Раскрасневшийся, разгоряченный Лист умолк. Шопен позвонил, затем велел слуге подать еще кофе.
– Все это мне очень понятно, – сказал он Листу, – но у меня на родине было не так!
– Ваше счастье, – ответил Лист.
«Однако, – подумал он, – я выложил ему всю свою биографию, а он и не думает рассказать мне о себе!»
Шопен улыбнулся. Он начал полонез, задуманный еще в Варшаве. И пока он играл, Лист думал о том, что музыка Шопена стоит самой страстной, откровенной исповеди. «Значит, он все-таки мне доверяет!»
Глава восьмая
Вскоре после этого свидания, по настоянию Листа, Фридерик стал бывать у него и познакомился с его матерью. Простая, скромная, еще молодая, она тронула Фридерика приветливостью и вниманием к нему. Так она относилась ко всем друзьям Ференца, которые бывали у нее в доме: привязанности сына были для нее священны.

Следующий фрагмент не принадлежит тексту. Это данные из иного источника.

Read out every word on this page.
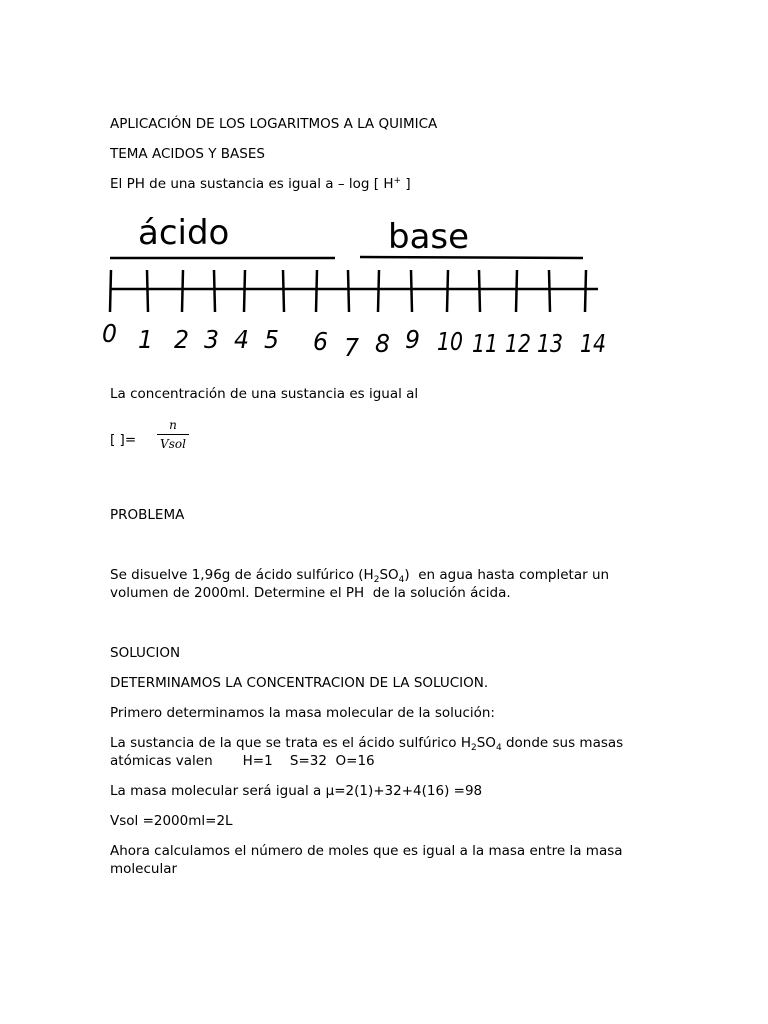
APLICACIÓN DE LOS LOGARITMOS A LA QUIMICA

TEMA ACIDOS Y BASES

El PH de una sustancia es igual a – log [ H+ ]

ácido	base
0 1 2 3 4 5 6 7 8 9 10 11 12 13 14

La concentración de una sustancia es igual al

[ ]=
n
Vsol

PROBLEMA

Se disuelve 1,96g de ácido sulfúrico $(H_2SO_4)$  en agua hasta completar un volumen de 2000ml. Determine el PH  de la solución ácida.

SOLUCION

DETERMINAMOS LA CONCENTRACION DE LA SOLUCION.

Primero determinamos la masa molecular de la solución:

La sustancia de la que se trata es el ácido sulfúrico $H_2SO_4$ donde sus masas atómicas valen       H=1    S=32  O=16

La masa molecular será igual a µ=2(1)+32+4(16) =98

Vsol =2000ml=2L

Ahora calculamos el número de moles que es igual a la masa entre la masa molecular
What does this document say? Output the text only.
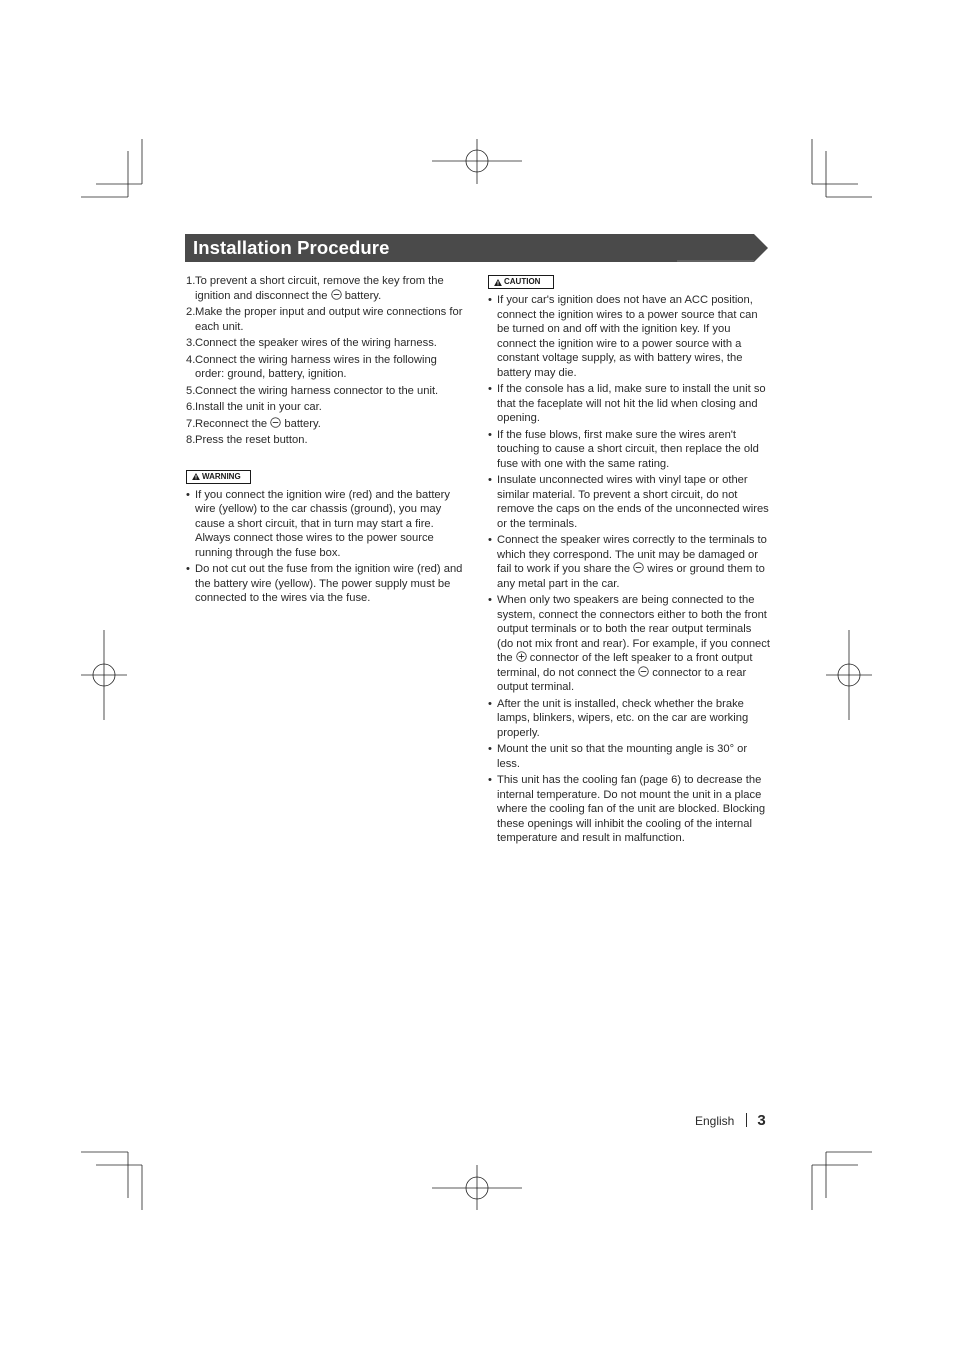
Installation Procedure
1. To prevent a short circuit, remove the key from the ignition and disconnect the battery.
2. Make the proper input and output wire connections for each unit.
3. Connect the speaker wires of the wiring harness.
4. Connect the wiring harness wires in the following order: ground, battery, ignition.
5. Connect the wiring harness connector to the unit.
6. Install the unit in your car.
7. Reconnect the battery.
8. Press the reset button.
WARNING
• If you connect the ignition wire (red) and the battery wire (yellow) to the car chassis (ground), you may cause a short circuit, that in turn may start a fire. Always connect those wires to the power source running through the fuse box.
• Do not cut out the fuse from the ignition wire (red) and the battery wire (yellow). The power supply must be connected to the wires via the fuse.
CAUTION
• If your car's ignition does not have an ACC position, connect the ignition wires to a power source that can be turned on and off with the ignition key. If you connect the ignition wire to a power source with a constant voltage supply, as with battery wires, the battery may die.
• If the console has a lid, make sure to install the unit so that the faceplate will not hit the lid when closing and opening.
• If the fuse blows, first make sure the wires aren't touching to cause a short circuit, then replace the old fuse with one with the same rating.
• Insulate unconnected wires with vinyl tape or other similar material. To prevent a short circuit, do not remove the caps on the ends of the unconnected wires or the terminals.
• Connect the speaker wires correctly to the terminals to which they correspond. The unit may be damaged or fail to work if you share the wires or ground them to any metal part in the car.
• When only two speakers are being connected to the system, connect the connectors either to both the front output terminals or to both the rear output terminals (do not mix front and rear). For example, if you connect the connector of the left speaker to a front output terminal, do not connect the connector to a rear output terminal.
• After the unit is installed, check whether the brake lamps, blinkers, wipers, etc. on the car are working properly.
• Mount the unit so that the mounting angle is 30° or less.
• This unit has the cooling fan (page 6) to decrease the internal temperature. Do not mount the unit in a place where the cooling fan of the unit are blocked. Blocking these openings will inhibit the cooling of the internal temperature and result in malfunction.
English 3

Уютная квартира Листа составляла большой контраст с холодным, одиноким салоном, в котором обитал Шопен. Там были, пожалуй, более дорогие вещи, и добросовестный слуга поддерживал образцовый порядок, но уход по обязанности никогда не сравнится с заботами любящей матери. Госпожа Лист, жившая всегда в бедности, привыкла к строжайшей экономии, и даже теперь, когда успехи сына уже облегчили их положение, она все еще проявляла чудеса бережливости, отказывая себе во многом для того лишь, чтобы ее Ференц ни в чем не терпел недостатка на своем блестящем и трудном поприще. Она сознавала, насколько оно трудно. Но для постороннего глаза ее материнские усилия не были заметны. Никаких следов крохоборства, никакой разницы между изнеженным сыном и самоотверженной матерью! Сам Лист относился к ней с благоговением, гордился ею и считал своим лучшим другом.
Госпожа Лист была очень мило и даже кокетливо одета. Темноволосая, темноглазая, с маленьким, тонким носом (Лист нисколько не походил на нее), она была привлекательна. Ее непринужденное, сердечное обращение, без малейшего притязания на светскость, также понравилось Шопену. Она заговорила о музыке и обнаружила порядочную осведомленность; это было тем более поразительно, что госпожа Лист получила весьма скудное образование – Шопен слыхал об этом еще от Потоцкой. Но мать Листа не ограничивалась одними хозяйственными заботами, она была секретарем сына, очень исполнительным и точным. Эти обязанности приобщили ее к жизни художников, ее природный ум развился так же, как и вкус. В этом была большая заслуга Листа, который сразу же после смерти отца постарался приобщить свою мать к той жизни, которую он вел. – Я забочусь о твоей душе, – говорил он шутя. – Я знаю, – отвечала она серьезно. – Это принесет тебе пользу.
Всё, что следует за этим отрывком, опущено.